Yeah, it's quite possible I'm seeing two separate problems at the same time.
As you say, the poor routing/filtering/forwarding performance isn't something I've seen anyone else report. If it were simply a lack of CPU power I'd expect loads of people to be hitting similar issues - my x86 box has bags of CPU resources compared to the more common types of units OpenWrt runs on. Unless this is in fact something specific to x86.
I do have quite a lot of rules, but I'm pretty sure I tried removing all my custom rules last time I looked at this and it made no difference at all
Unfortunately I can't do any testing right now because doing so kills the connection and my family will complain. I might be able to do some testing on Monday when I'm here on my own.
Is there a reason that the Luci UI only allows negative values for chain priority ?

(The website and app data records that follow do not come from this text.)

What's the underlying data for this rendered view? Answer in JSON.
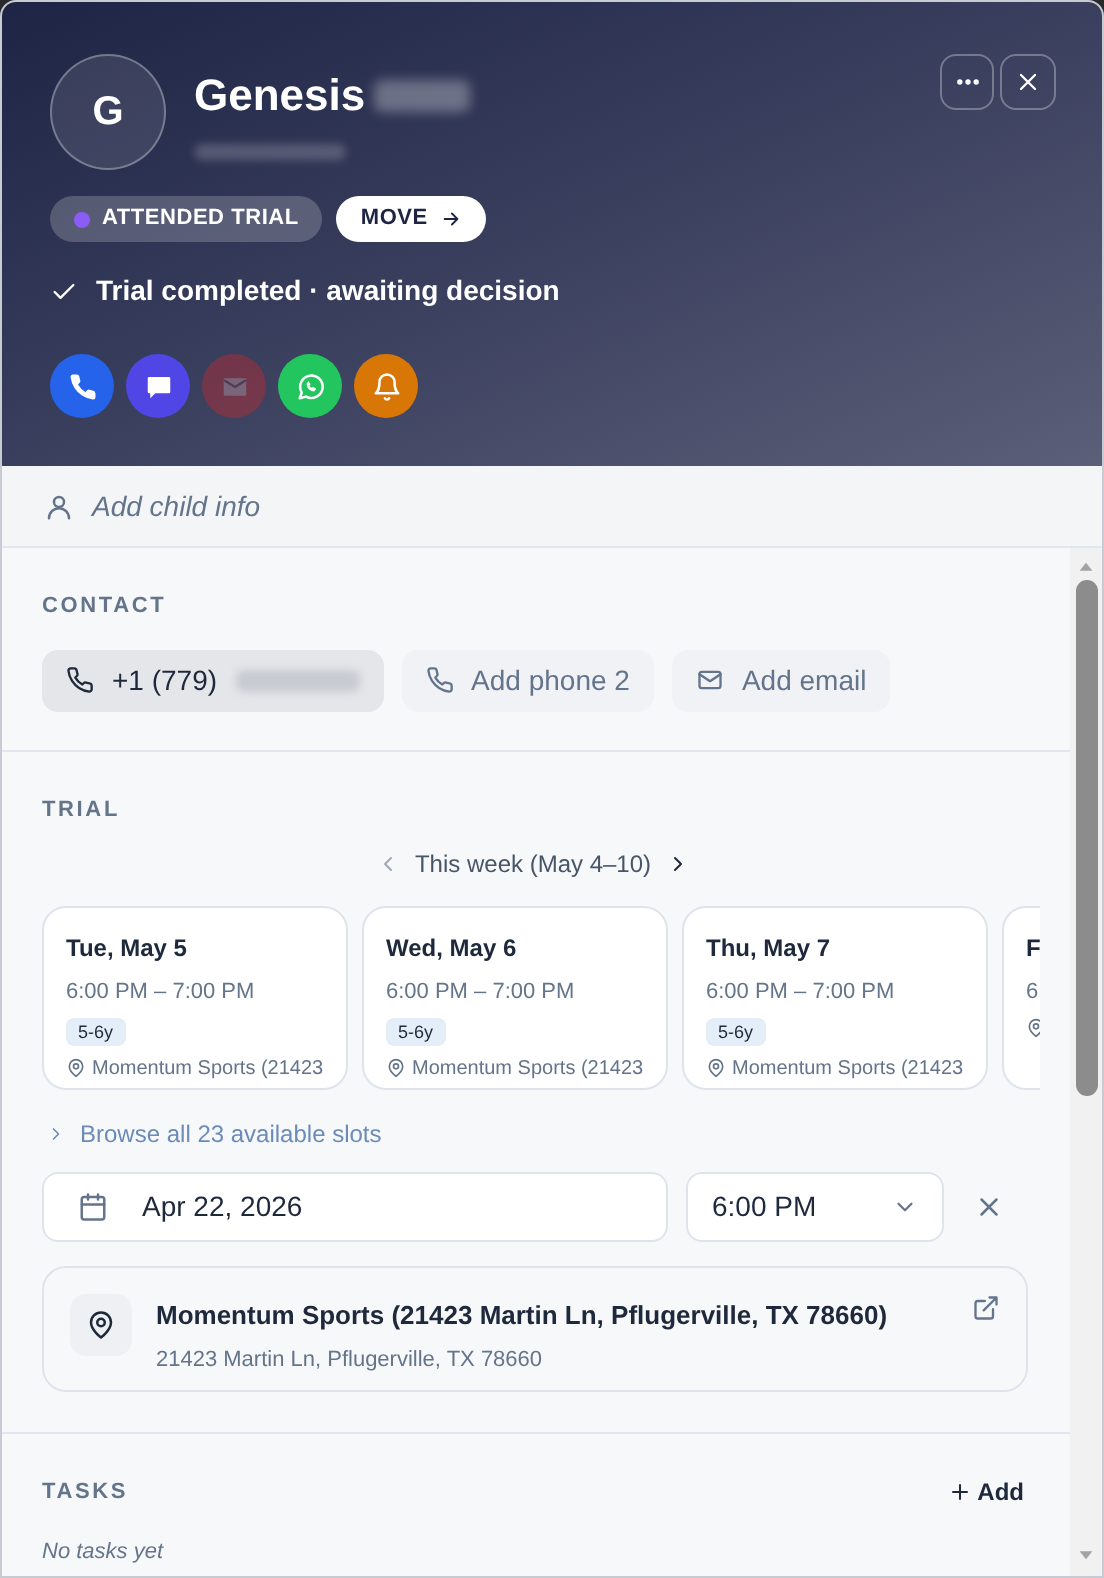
{
  "header": {
    "initial": "G",
    "name": "Genesis",
    "status": {
      "label": "ATTENDED TRIAL",
      "color": "#8b5cf6"
    },
    "move_button": "MOVE",
    "status_note": "Trial completed · awaiting decision",
    "actions": [
      {
        "kind": "phone",
        "disabled": false
      },
      {
        "kind": "message",
        "disabled": false
      },
      {
        "kind": "email",
        "disabled": true
      },
      {
        "kind": "whatsapp",
        "disabled": false
      },
      {
        "kind": "reminder",
        "disabled": false
      }
    ]
  },
  "child_info": {
    "label": "Add child info"
  },
  "contact": {
    "title": "CONTACT",
    "chips": [
      {
        "kind": "phone",
        "label": "+1 (779)",
        "filled": true
      },
      {
        "kind": "phone",
        "label": "Add phone 2",
        "filled": false
      },
      {
        "kind": "email",
        "label": "Add email",
        "filled": false
      }
    ]
  },
  "trial": {
    "title": "TRIAL",
    "week": "This week (May 4–10)",
    "slots": [
      {
        "day": "Tue, May 5",
        "time": "6:00 PM – 7:00 PM",
        "age": "5-6y",
        "location": "Momentum Sports (21423"
      },
      {
        "day": "Wed, May 6",
        "time": "6:00 PM – 7:00 PM",
        "age": "5-6y",
        "location": "Momentum Sports (21423"
      },
      {
        "day": "Thu, May 7",
        "time": "6:00 PM – 7:00 PM",
        "age": "5-6y",
        "location": "Momentum Sports (21423"
      },
      {
        "day": "F",
        "time": "6"
      }
    ],
    "browse_link": "Browse all 23 available slots",
    "date": "Apr 22, 2026",
    "time": "6:00 PM",
    "location": {
      "name": "Momentum Sports (21423 Martin Ln, Pflugerville, TX 78660)",
      "address": "21423 Martin Ln, Pflugerville, TX 78660"
    }
  },
  "tasks": {
    "title": "TASKS",
    "add_label": "Add",
    "empty": "No tasks yet"
  }
}
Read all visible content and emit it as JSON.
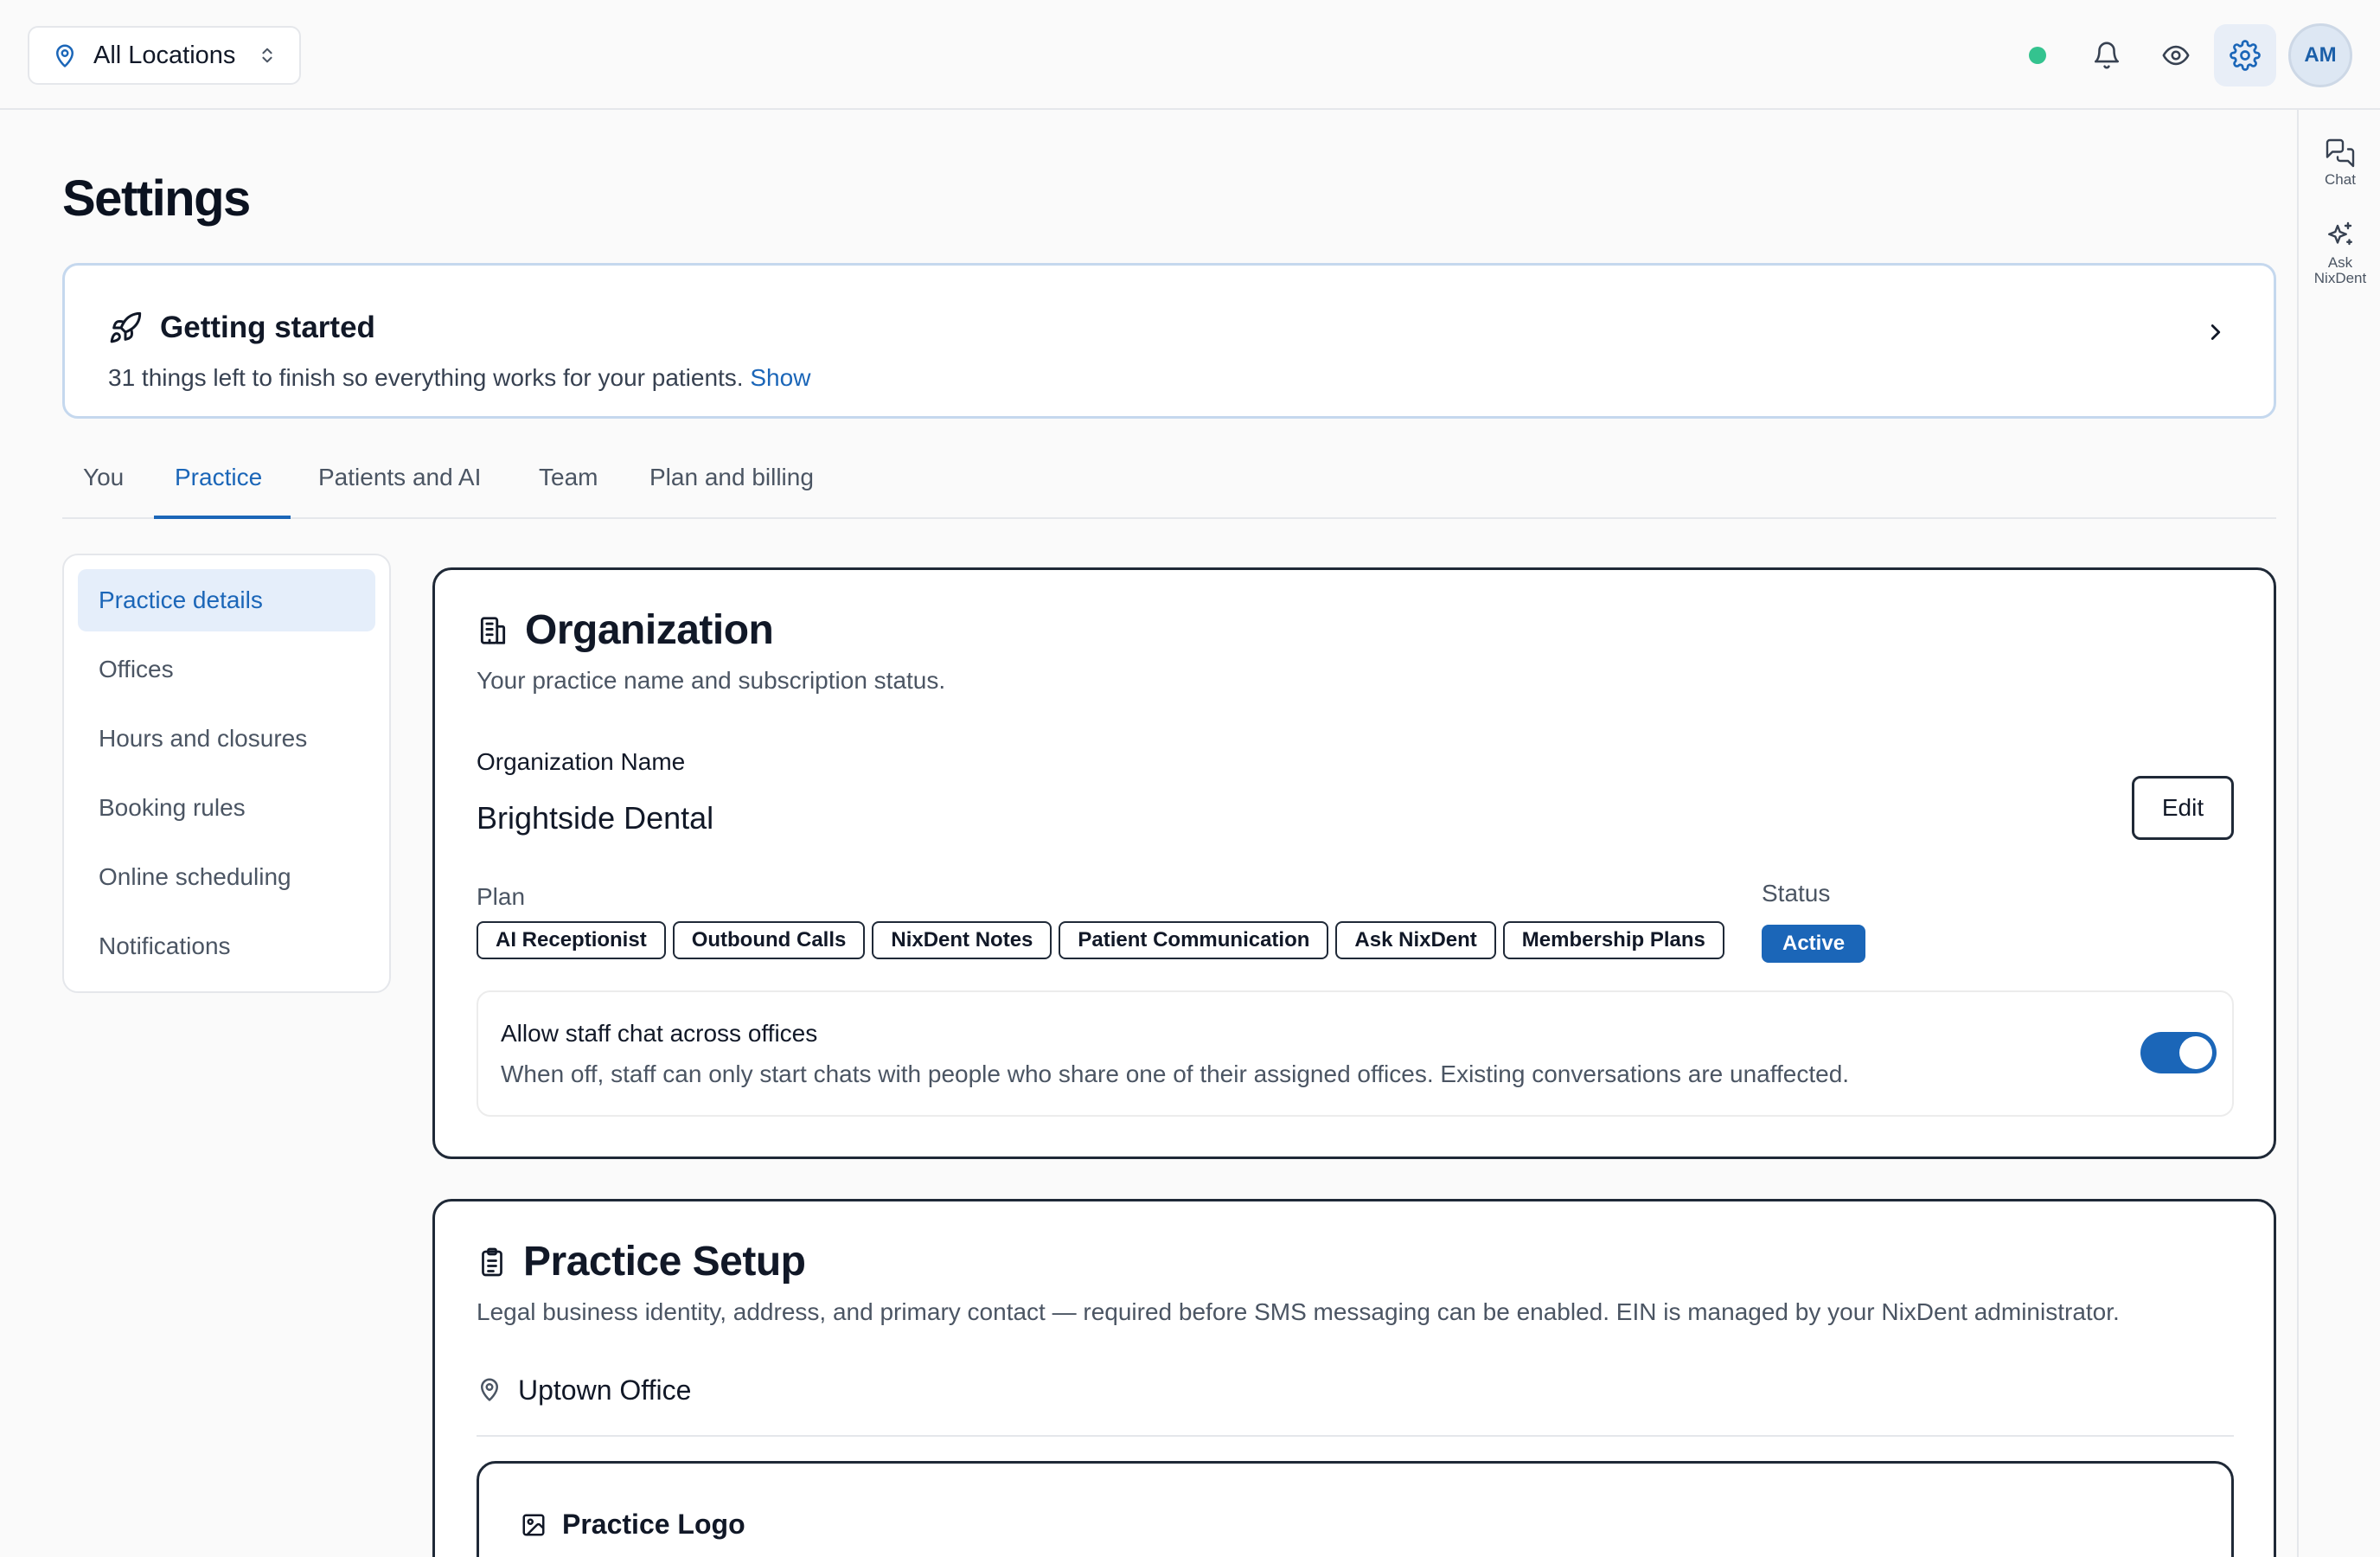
{
  "topbar": {
    "location_label": "All Locations",
    "avatar_initials": "AM",
    "icons": [
      "pin-icon",
      "updown-chevron-icon",
      "bell-icon",
      "eye-icon",
      "gear-icon"
    ]
  },
  "rail": {
    "chat_label": "Chat",
    "ask_label_line1": "Ask",
    "ask_label_line2": "NixDent"
  },
  "page": {
    "title": "Settings"
  },
  "getting_started": {
    "title": "Getting started",
    "subtitle": "31 things left to finish so everything works for your patients.",
    "show_link": "Show"
  },
  "tabs": [
    {
      "label": "You",
      "active": false
    },
    {
      "label": "Practice",
      "active": true
    },
    {
      "label": "Patients and AI",
      "active": false
    },
    {
      "label": "Team",
      "active": false
    },
    {
      "label": "Plan and billing",
      "active": false
    }
  ],
  "sidenav": [
    {
      "label": "Practice details",
      "active": true
    },
    {
      "label": "Offices",
      "active": false
    },
    {
      "label": "Hours and closures",
      "active": false
    },
    {
      "label": "Booking rules",
      "active": false
    },
    {
      "label": "Online scheduling",
      "active": false
    },
    {
      "label": "Notifications",
      "active": false
    }
  ],
  "organization": {
    "title": "Organization",
    "description": "Your practice name and subscription status.",
    "name_label": "Organization Name",
    "name_value": "Brightside Dental",
    "edit_label": "Edit",
    "plan_label": "Plan",
    "plan_chips": [
      "AI Receptionist",
      "Outbound Calls",
      "NixDent Notes",
      "Patient Communication",
      "Ask NixDent",
      "Membership Plans"
    ],
    "status_label": "Status",
    "status_value": "Active",
    "staff_chat_title": "Allow staff chat across offices",
    "staff_chat_desc": "When off, staff can only start chats with people who share one of their assigned offices. Existing conversations are unaffected.",
    "staff_chat_enabled": true
  },
  "practice_setup": {
    "title": "Practice Setup",
    "description": "Legal business identity, address, and primary contact — required before SMS messaging can be enabled. EIN is managed by your NixDent administrator.",
    "office_name": "Uptown Office",
    "logo_title": "Practice Logo"
  },
  "colors": {
    "accent": "#1b66b8",
    "status_online": "#34c38f",
    "active_tab_bg": "#e5eefa"
  }
}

I prefer to run with priority set to "filter +10" ( e.g. 10 since filter is 0 ) so that IP filtering happens AFTER the fw4 rules. This skips the set filtering for new connections that are just going to be blocked anyway. Performance wise there is not much difference since I am not flooded with blocked traffic but it greatly reduces log noise. For instance I have IOT cruft that constantly phones home to blocked servers -- rather than see this every 10 minutes I would rather just block WAN access for the POS devices.
That works great but any time I use the GUI it wipes out my config setting and restores default priority of -100.
BTW: Great work. Really like the per chain list selection and the fact that you can load the sets in a couple minutes without patching the kernel to fix the @#$ OOM bugs. Only thing I miss from loading my own tables is lack of output chain but I suppose if router itself is compromised it would be easy enough to disable firewall.